Rabu, 17 Februari 2016

ABU YAZID AL-BUSTAMI DAN AJARAN TASAWUFNYA

A. Latar Belakang Masalah

    Ilmu tasawuf adalah sebuah ilmu yang mempelajari tentang usaha-usaha untuk membersihkan diri, berjuang memerangi hawa nafsu, mencari jalan kesucian dengan ma’rifat menuju keabadian, saling mengingatkan antara manusia, serta berpegang teguh pada janji Allah dan mengikuti syari’at Rasulullah dalam mendekatkan diri dan mencapai keridhaan Illahi.
    Kajian tentang tasawuf semakin banyak diminati oleh banyak kalangan, baik dari kalangan muslim maupun non muslim. Ketertarikan tersebut dapat dilihat dari dua sudut pandang: pertama, yaitu kecenderungan terhadap kebutuhan fitrah atau naluriah yang mengisyaratkan bahwa manusia membutuhkan sentuhan-sentuhan spiritual. Kedua, yaitu kecenderungan terhadap persoalan akademis-keilmuan yang menganggap bahwa tasawuf berfungsi sebagai pengayaan keilmuan ditengah ilmu-ilmu yang lain.
Dalam sejarah tasawuf, seorang sufi bernama Abu Yazid Al-Bustomi dipandang sebagai sufi pertama yang mengedepankan konsep fana, baqa’ dan ittihad. dalam tulisan ini, insyaalloh akan kami paparkan tentang figur serta faham/ajaran Al-Bustomi dalam tasawuf.

B. Rumusan masalah

    Sehubungan dengan judul dan uraian dalam latar belakang masalah yang telah dipaparkan di atas, maka penulis merumuskan beberapa permasalahan sebagai berikut:
1. Bagaimana riwayat hidup Abu Yazid Al-Bustami?
2. Bagaimana Ajaran Abu Yazid Al-Bustami?

PEMBAHASAN

A. Riwayat Hidup Abu Yazid Al-Bustami 

    Nama lengkapnya adalah Abu Yazid Al-Bustami Thaifur bin ‘Isa bin surusyan Al-Bustami.
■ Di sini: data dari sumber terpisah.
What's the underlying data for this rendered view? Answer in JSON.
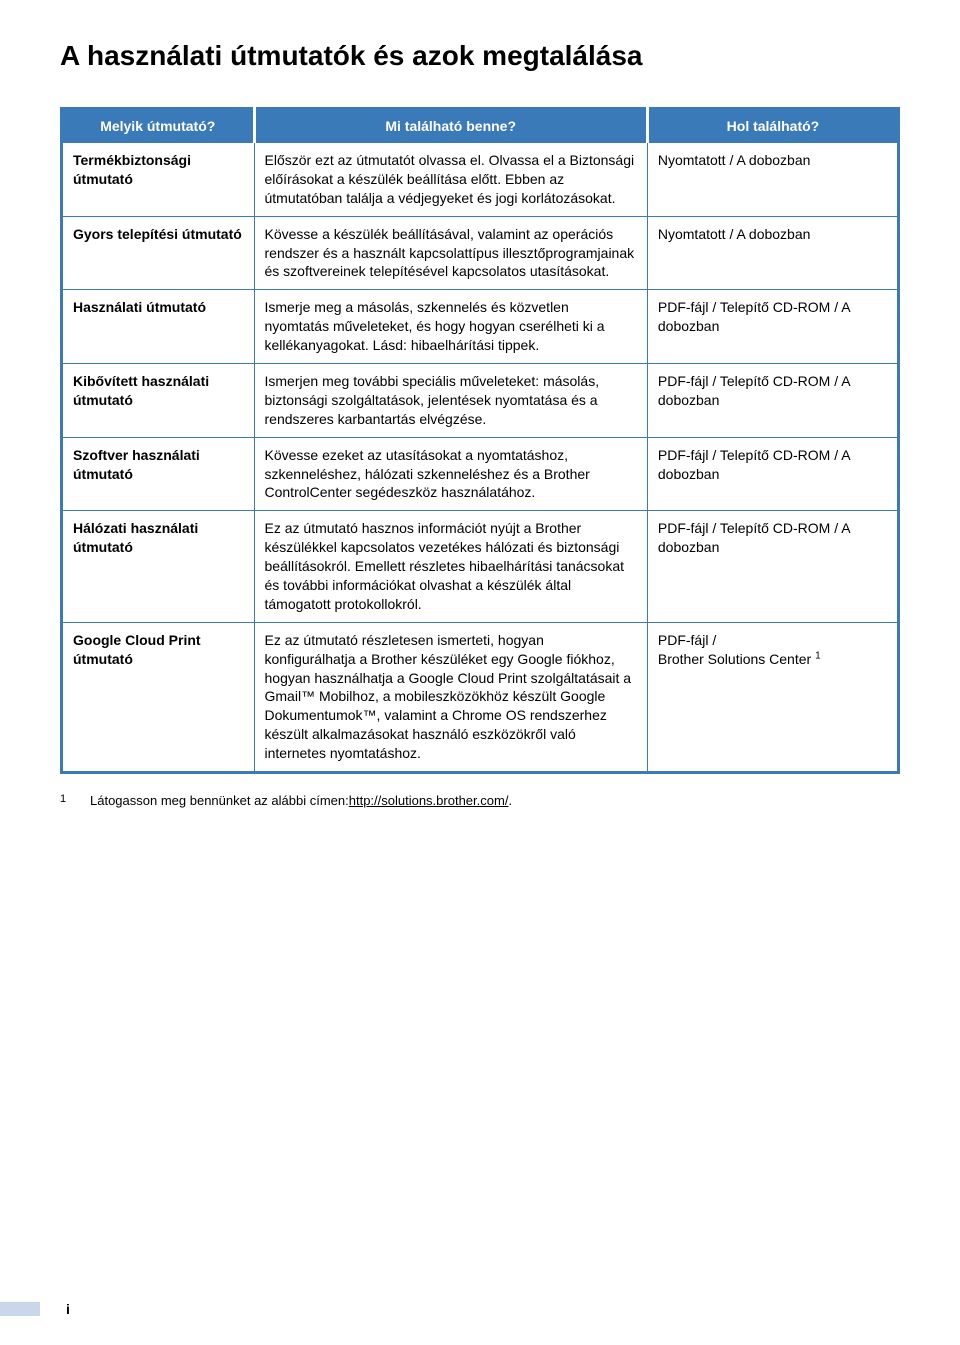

Lahir di daerah Bustam (persia) tahun 874-947 M. Nama kecilnya adalah Thaifur. Kakeknya bernama Surusyan, seorang penganut agama Zoroaster, kemudian masuk dan menjadi pemeluk Islam di Bustam. Keluarga Abu Yazid Al-Bustami termasuk ada di dalamnya,tetapi ia lebih memilih hidup sederhana. Sejak berada di kandungan ibunya konon Abu Yazid Al-Bustami telah mempunyai kelainan. Ibunya bekata bahwa ketika dalam perutnya, Abu Yazid Al-Bustami memberontak sehingga ibunya muntah kalau menyantap makanan yang di ragukan kehalalannya.
    Sewaktu meningkat remaja, Abu Yazid Al-Bustami terkenal sebagai murid yang pandai dan seorang anak yang patuh menuruti perintah agama dan berbakti kepada orang tuanya,suatu hari gurunya menerangkan suatu ayat dari surat lukman yang berbunyi :

Artinya: “Dan Kami perintahkan kepada manusia (berbuat baik) kepada dua orang ibu- bapanya; ibunya telah mengandungnya dalam Keadaan lemah yang bertambah- tambah, dan menyapihnya dalam dua tahun. bersyukurlah kepadaku dan kepada dua orang ibu bapakmu, hanya kepada-Kulah kembalimu.” (QS. Lukman : 14)
    Ayat ini sangat menggetarkan hati Abu Yazid Al-Bustami. Ia kemudian berhenti belajar dan pulang menemui ibunya. Sikapnya ini mengambarkan bahwa ia selalu berusaha mematuhi setiap panggilan Allah SWT.
Perjalanan Abu Yazid Al-Bustami untuk menjadi seorang sufi memerlukan waktu puluhan tahun. Sebelum membuktikan dirinya seorang sufi, ia terlebih dahulu menjadi seorang fakih dari madzhab Hanafi. Salah satu gurunya yang terkenal adalah Abu Ali As-Sindi. Ia mengajarkan ilmu tauhid, ilmu hakikat, dan ilmu lainya kepada Abu Yazid Al-Bustami. Hanya saja ajaran sufi Abu Yazid Al-Bustami tidak di temukan dalam bentuk buku.
Dalam kehidupan seorang zuhud, selama 13 tahun Abu Yazid Al-Bustami, mengembara di gurun-gurun di syam, hanya dengan tidur makan, dan minum yang sedikit sekali.
    Pengikut al-Bustami kemudian mengembangkan ajaran tasawufdengan membentuk suatu aliran tarikat bernama Taifuriyah yang diambil dari nisbah al-Bustami yakni Taifur. Pengaruh terikat ini masih dapat dilihat dibeberapa dunia Islam seperti Zaousfana’, Maghrib (meliputi Maroko, al-Jazair, Tunisia), Chittagong dan Bangladesh. Makam al-Bustami terletak ditengah kota Biston dan dijadikan objek ziarah oleh masyarakat. Sebagian masyarakat mempercayai sebagai wali atau orang yang memiliki kekaramatan.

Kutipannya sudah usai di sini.